I believe with any documentation that the agile approach is a good one. Now, there are some misconceptions out there that agile means "no documentation or analysis at all" but that's not the case. The things I've read about agile say, "use what works." I take that to mean the document should be of length and detail commensurate to the task.
Templates can be helpful as a checklist, but I would not require every section to be filled out for small or low-risk changes. For a one line change, maybe you don't need a doc at all. I've never used a template for an impact analysis document, but I regularly deal with business requirements or technical specs. A template can be too restrictive; a good guideline is instead to consider who the audience will be.
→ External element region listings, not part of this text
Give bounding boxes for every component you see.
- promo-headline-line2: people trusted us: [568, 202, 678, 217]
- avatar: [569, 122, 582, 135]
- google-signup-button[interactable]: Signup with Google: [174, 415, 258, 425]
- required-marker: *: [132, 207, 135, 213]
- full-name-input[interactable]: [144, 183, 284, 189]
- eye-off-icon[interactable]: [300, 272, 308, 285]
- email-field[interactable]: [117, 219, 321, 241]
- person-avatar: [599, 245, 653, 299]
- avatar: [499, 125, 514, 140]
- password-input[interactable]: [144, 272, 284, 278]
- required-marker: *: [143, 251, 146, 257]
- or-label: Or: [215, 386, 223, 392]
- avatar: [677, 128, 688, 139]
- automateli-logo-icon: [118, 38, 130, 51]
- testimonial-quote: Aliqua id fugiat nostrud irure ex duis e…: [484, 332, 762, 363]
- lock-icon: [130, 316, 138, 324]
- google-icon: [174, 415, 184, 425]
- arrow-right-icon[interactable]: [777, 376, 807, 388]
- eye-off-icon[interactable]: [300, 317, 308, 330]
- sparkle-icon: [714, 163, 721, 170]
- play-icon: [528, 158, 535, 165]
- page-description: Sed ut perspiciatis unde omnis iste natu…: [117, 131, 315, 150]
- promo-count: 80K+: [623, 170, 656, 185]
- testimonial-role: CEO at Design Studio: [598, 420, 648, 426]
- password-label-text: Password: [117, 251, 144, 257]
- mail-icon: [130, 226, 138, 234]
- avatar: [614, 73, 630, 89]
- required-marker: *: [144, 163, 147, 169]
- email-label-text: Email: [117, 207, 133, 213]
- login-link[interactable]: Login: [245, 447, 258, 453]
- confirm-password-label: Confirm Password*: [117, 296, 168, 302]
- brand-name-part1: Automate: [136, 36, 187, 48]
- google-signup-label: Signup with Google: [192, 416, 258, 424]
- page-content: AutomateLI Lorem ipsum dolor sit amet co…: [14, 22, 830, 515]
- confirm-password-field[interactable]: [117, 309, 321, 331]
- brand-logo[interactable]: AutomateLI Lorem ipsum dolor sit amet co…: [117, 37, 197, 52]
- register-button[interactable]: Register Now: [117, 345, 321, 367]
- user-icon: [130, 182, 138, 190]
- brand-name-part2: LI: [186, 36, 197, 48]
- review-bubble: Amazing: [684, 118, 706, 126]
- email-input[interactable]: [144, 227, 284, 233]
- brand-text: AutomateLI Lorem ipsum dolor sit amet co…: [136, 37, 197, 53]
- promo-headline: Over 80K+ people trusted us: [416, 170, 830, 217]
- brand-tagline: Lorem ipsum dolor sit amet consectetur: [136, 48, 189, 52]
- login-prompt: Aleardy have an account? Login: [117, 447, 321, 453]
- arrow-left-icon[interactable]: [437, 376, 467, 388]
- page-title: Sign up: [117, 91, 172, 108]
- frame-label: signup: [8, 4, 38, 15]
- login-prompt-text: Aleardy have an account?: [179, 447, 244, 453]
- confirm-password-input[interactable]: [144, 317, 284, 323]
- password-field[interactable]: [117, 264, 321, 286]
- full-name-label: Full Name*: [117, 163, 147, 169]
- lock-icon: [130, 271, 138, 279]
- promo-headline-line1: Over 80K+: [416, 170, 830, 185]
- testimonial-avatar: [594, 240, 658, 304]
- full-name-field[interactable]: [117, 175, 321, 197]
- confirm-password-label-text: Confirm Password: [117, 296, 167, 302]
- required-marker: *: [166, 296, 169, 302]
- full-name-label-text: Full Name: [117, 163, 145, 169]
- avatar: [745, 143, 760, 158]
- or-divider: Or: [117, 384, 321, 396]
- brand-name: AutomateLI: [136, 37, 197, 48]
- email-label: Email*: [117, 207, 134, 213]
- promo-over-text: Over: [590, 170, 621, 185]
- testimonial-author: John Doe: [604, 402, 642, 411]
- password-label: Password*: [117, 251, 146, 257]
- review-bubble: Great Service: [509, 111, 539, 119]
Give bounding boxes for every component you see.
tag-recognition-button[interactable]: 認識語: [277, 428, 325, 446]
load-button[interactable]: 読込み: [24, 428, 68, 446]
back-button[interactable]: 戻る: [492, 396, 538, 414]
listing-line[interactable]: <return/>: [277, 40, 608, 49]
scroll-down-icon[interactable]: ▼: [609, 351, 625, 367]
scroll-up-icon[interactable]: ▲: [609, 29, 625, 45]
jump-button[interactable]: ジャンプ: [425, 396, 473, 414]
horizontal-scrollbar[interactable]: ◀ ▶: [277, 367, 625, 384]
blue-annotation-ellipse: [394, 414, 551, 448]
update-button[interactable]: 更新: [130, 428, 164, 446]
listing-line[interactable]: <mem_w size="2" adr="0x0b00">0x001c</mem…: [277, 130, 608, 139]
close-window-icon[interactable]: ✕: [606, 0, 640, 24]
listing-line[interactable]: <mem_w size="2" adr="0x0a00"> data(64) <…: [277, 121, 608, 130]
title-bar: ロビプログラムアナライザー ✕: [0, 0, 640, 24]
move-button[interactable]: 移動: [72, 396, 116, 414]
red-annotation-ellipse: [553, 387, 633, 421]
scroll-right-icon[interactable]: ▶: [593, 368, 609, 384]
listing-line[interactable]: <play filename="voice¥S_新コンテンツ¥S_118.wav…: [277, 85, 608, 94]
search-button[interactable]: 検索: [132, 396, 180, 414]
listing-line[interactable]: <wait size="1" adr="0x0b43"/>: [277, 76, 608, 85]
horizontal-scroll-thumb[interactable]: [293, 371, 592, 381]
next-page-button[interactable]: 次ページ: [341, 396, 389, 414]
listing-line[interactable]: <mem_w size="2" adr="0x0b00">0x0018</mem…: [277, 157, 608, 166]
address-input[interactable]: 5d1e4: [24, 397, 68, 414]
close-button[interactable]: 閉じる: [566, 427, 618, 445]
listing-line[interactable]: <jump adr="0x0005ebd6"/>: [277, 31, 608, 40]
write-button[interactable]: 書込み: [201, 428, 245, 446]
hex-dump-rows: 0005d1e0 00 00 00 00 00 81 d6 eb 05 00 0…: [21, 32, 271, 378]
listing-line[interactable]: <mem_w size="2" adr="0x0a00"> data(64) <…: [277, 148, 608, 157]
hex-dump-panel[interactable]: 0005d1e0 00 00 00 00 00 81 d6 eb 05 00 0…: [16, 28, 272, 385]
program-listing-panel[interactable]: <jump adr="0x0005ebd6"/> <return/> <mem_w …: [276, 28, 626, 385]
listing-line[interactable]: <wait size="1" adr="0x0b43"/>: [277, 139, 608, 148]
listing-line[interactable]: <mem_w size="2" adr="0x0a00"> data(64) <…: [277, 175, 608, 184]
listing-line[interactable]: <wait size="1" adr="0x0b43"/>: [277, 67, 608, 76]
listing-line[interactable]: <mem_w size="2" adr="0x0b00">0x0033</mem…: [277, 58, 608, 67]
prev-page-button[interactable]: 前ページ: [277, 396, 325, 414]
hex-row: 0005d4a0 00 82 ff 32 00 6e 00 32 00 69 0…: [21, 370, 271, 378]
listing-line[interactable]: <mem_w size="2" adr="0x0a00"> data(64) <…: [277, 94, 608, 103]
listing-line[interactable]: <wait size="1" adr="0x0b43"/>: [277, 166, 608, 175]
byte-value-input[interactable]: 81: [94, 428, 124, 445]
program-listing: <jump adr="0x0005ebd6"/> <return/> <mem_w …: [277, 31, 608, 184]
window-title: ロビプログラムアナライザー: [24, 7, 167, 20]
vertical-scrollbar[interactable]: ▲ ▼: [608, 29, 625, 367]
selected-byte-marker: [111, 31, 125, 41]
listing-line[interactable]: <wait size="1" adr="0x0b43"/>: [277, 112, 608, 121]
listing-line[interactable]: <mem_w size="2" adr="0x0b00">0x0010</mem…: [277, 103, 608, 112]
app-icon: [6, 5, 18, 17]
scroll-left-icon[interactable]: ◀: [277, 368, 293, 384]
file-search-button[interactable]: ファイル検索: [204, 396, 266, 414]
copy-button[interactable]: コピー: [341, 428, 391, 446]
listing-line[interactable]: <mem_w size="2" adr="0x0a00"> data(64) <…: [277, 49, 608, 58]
If it's for managers that are not technical, focus on the business justification for the change. If it's for technical people, provide a little background so a new person on the team won't be lost and give them enough to get going if they have to support the change. Also, if you want something even more friction-less and lightweight, don't use a doc at all, put it on a wiki.
Information to include:
- Brief description of issue
- Explain or show example of how defect is causing failure and/or inefficiency
- Include estimate of complexity
- Include estimate of cost and time for fix
That's a decent minimum. The other post highlighted some pretty heavy CMMi stuff from IBM; that's great if you have the time and resources for it (and when you're building systems for NASA where human life is at stake, then people better be serious about it) but for small teams you probably don't need to be that heavy. Be careful with the estimate, as always. Managers are prone to assuming an estimate is the actual.
Note that there are dangers in the agile approach. Some developers do think it means, "no docs needed, just start hacking away" (which might be OK in some situations). Also, others will take the latitude given the task and simply write really crappy docs that don't really help (not necessarily OK in most situations). Part of the problem is that writing well takes some effort, skill, and time; most of us are short on at least two of those things ;)
I've always been big on documentation because it proves you at least put in enough thought to qualify as having a plan. But in my old age I've also come to appreciate that too much documentation can itself become a maintenance hassle, and that not enough people care enough to keep documentation updated.